Il suffit de souffrir un visionnement de 8mm, infect film de Joel Schumacher, pour voir de quoi il s’agit. Tandis que Nicholas Cage et son ennemi se battent comme les fantassins de leurs pulsions respectives, la représentante du milieu riche et puissant des personnalités politiques capables de se taper des snuff movies sur demande médite sa propre culpabilité et décide finalement de se pendre.

Or la note de suicide de la veuve du sénateur coupable, en premier lieu, d’avoir passé pareille commande, laisse entendre une demande de pardon qui tient lieu également d’injonction redoutable: s’il vous plaît, oubliez-nous.

Or, cet oubli des sujets qui exercent le mal à grande échelle n’est que trop courant. N’est-ce pas l’argument qui se trouve au coeur de tous les films qui flirtent avec les «théories de conspiration»? Il y a, quelque part, un pouvoir qui, pour s’exercer, entretient autour de ses exactions un opaque halo de secret qui les tient éloignées de la conscience publique.

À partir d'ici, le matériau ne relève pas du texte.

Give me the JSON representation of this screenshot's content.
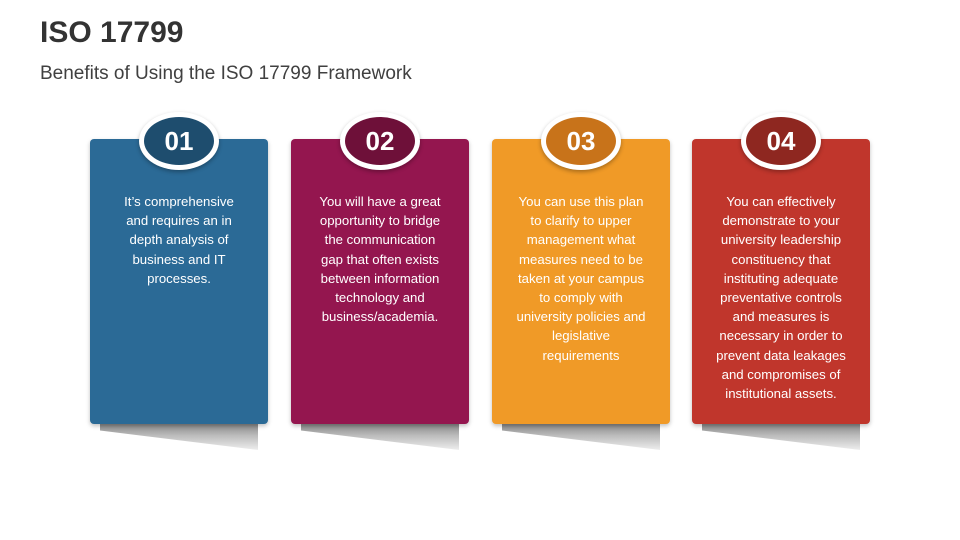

Quelle importance y a-t-il alors dans le fait que le cinéma américain s’attarde à aborder sous la forme d’un sempiternel règlement de comptes personnel des problèmes dont la portée s’avère de loin beaucoup plus vaste?

Comme on sait, représenter un problème comme réglé – ou comme potentiellement réglable – par le biais du règlement de comptes personnel, participe du genre de synecdoques qui permettent de pérenniser un problème, en faisant endosser à ses figures subalternes le poids entier de la culpabilité, tandis que les décideurs réels, eux, poursuivent leurs tractations sous le pan d’ombre que leur donne des films comme ceux-là.

«Présenter un problème réel comme s’il était réglé demeure encore la meilleure manière de prétendre qu’il n’existe pas.» Dans ce type de rhétorique, le cinéma américain est passé maître. C’est ce que démontre notamment 8mm, dont l’intérêt se situe uniquement à ce niveau «sociologique» – comme réponse symptomatique de la faction puritaine d’Hollywood au regain d’intérêt public que s’attire la question de la pornographie. Que cet univers s’avère ici grossièrement traité (comme s’il s’agissait d’une sordide attraction foraine) n’y change rien. Mais que cette réponse se conjugue de nouveau par la logique revancharde des vérités assénées à la pointe des fusils – qui est le propre de tous les extrémismes – devrait en laisser plus d’un songeur.